Pooled analyses of short-term (4 to 16 weeks) placebo-controlled trials of 9 antidepressant drugs (SSRIs and others) in children and adolescents with major depressive disorder (MDD), obsessive compulsive disorder (OCD), or other psychiatric disorders (a total of 24 trials involving over 4400 patients) have revealed a greater risk of adverse events representing suicidal thinking or behavior (suicidality) during the first few months of treatment in those receiving antidepressants. The average risk of such events in patients receiving antidepressants was 4%, twice the placebo risk of 2%. No suicides occurred in these trials.

Adults with Major Depressive Disorder may experience worsening of their depression and/or the emergence of suicidal ideation and behavior (suicidality), whether or not they are taking antidepressant medications, and this risk may persist until significant remission occurs.
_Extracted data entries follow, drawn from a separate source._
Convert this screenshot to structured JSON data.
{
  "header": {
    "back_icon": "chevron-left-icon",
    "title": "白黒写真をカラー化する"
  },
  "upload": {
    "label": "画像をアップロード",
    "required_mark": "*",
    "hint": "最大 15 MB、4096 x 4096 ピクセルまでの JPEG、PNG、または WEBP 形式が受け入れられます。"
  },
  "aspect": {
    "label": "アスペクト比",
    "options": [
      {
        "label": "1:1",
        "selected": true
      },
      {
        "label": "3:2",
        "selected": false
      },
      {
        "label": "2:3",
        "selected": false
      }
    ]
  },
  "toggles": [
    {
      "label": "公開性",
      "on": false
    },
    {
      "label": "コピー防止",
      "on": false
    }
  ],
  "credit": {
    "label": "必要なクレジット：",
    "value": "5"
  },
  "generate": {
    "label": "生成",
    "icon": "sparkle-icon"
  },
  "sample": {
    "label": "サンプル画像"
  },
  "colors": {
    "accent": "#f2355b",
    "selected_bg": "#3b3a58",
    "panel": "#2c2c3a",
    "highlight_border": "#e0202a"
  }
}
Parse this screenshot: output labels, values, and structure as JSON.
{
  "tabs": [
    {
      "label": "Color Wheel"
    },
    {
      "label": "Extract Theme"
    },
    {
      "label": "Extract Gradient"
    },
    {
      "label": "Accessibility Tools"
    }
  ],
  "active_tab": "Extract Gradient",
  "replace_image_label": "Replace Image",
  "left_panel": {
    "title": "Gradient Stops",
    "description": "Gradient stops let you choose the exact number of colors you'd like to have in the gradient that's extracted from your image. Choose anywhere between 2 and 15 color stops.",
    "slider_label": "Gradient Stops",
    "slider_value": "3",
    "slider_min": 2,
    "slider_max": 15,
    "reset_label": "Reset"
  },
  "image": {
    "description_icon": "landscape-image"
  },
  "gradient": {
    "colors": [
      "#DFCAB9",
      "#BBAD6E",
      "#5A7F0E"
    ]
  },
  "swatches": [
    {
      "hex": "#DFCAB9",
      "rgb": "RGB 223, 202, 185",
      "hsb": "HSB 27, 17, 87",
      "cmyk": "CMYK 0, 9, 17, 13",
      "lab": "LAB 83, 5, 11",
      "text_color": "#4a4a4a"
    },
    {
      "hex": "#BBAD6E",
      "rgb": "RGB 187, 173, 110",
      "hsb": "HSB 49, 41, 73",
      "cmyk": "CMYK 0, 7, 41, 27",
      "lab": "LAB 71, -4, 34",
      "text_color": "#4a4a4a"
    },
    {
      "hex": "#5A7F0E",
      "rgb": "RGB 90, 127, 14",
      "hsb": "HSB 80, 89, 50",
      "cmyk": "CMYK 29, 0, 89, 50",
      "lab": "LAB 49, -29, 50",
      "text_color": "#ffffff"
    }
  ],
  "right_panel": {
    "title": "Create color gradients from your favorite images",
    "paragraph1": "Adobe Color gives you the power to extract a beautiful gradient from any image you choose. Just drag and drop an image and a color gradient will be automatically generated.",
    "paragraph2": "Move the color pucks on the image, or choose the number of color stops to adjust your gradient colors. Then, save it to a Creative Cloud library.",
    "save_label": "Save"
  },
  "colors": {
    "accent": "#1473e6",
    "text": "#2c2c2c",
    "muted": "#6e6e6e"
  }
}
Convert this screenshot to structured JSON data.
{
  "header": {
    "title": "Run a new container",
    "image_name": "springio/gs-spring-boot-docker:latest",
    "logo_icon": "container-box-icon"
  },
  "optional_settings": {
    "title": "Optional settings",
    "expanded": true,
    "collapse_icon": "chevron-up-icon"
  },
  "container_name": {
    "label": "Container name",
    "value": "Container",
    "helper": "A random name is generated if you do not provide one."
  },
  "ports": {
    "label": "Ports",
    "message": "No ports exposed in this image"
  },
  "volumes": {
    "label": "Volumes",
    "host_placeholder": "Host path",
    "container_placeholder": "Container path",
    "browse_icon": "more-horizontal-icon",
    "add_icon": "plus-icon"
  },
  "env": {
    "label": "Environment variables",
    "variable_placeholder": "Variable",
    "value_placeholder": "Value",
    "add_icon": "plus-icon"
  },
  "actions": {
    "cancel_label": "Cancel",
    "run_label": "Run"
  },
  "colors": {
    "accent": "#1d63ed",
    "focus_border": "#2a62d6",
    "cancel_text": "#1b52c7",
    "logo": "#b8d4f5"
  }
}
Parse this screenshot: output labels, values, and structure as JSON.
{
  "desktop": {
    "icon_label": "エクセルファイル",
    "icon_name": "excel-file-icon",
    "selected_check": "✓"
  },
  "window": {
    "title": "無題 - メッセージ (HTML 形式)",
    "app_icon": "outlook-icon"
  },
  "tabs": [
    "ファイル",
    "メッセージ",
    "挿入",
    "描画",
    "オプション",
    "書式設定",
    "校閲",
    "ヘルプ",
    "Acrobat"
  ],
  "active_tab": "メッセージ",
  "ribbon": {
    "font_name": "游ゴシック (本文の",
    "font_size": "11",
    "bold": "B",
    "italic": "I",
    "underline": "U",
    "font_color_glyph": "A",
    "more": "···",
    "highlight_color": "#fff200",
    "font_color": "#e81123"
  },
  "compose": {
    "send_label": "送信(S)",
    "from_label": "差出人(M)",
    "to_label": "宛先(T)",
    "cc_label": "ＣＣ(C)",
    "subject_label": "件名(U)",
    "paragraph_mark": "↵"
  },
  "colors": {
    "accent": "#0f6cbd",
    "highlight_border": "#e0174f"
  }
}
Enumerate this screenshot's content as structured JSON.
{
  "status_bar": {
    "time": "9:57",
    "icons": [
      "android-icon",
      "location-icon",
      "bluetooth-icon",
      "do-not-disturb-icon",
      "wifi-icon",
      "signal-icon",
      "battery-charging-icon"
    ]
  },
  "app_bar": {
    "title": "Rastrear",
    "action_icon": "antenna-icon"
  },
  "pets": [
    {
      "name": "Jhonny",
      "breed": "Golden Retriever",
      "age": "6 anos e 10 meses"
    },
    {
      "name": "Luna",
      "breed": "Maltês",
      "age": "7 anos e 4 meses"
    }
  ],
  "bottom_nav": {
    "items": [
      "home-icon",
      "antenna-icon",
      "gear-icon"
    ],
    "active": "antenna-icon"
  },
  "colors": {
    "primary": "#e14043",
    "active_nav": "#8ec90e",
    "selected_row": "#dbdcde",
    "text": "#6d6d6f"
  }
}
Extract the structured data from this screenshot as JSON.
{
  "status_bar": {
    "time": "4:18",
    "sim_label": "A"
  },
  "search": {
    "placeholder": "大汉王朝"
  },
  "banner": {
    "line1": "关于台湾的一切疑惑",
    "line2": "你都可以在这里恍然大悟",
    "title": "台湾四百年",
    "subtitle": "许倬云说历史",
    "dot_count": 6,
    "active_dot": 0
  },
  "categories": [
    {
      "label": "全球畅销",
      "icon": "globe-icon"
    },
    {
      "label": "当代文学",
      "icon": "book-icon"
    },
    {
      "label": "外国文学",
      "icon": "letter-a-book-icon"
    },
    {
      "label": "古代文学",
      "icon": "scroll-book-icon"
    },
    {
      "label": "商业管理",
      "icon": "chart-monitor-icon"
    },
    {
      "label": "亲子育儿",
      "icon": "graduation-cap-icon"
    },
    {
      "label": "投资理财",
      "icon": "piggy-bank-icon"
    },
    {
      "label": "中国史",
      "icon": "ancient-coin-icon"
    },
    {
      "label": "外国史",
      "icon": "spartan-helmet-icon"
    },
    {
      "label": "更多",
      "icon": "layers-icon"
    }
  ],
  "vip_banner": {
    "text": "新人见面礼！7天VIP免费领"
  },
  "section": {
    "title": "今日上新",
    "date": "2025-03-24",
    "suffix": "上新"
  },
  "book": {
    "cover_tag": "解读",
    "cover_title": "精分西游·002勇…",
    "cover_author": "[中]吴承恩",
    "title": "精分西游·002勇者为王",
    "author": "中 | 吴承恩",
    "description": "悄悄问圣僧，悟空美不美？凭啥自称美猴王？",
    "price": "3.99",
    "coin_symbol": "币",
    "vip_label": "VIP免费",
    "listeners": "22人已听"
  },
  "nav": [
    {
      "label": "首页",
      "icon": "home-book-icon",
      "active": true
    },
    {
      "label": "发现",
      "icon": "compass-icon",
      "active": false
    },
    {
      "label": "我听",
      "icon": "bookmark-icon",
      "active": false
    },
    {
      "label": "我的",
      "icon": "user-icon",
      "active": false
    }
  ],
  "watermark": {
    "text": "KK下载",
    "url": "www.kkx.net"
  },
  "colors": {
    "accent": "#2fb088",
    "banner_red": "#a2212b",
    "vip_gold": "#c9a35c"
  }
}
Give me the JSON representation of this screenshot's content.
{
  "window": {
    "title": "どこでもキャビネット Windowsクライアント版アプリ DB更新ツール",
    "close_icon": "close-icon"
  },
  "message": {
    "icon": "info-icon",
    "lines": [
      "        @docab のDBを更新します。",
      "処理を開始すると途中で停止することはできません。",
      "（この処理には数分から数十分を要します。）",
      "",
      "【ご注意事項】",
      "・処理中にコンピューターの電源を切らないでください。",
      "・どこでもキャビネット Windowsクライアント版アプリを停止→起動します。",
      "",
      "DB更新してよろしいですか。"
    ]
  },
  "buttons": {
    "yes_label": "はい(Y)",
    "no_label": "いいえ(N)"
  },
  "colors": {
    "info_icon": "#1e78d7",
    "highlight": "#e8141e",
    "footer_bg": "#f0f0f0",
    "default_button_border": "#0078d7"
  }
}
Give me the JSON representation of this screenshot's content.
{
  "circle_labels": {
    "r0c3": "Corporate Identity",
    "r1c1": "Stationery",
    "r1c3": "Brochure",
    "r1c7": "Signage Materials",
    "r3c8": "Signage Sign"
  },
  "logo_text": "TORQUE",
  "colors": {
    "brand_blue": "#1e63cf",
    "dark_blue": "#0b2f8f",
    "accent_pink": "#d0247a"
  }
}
Patients being treated with antidepressants should be observed closely for clinical worsening and suicidality, especially at the beginning of a course of drug therapy, or at the time of dose changes, either increases or decreases. Citalopram is contraindicated in patients taking monoamine oxidase inhibitors (MAOIs), pimozide (see DRUG INTERACTIONS), or in patients with a hypersensitivity to citalopram hydrobromide. As with other SSRIs, caution is indicated in the coadministration of tricyclic antidepressants (TCAs) with Citalopram. As with other psychotropic drugs that interfere with serotonin reuptake, patients should be cautioned regarding the risk of bleeding associated with the concomitant use of Citalopram with NSAIDs, aspirin, or other drugs that affect coagulation. The most frequent adverse events reported with Citalopram vs placebo in clinical trials were nausea (21% vs 14%), dry mouth (20% vs 14%), somnolence (18% vs 10%), insomnia (15% vs 14%), increased sweating (11% vs 9%), tremor (8% vs 6%), diarrhea (8% vs 5%), and ejaculation disorder (6% vs 1%).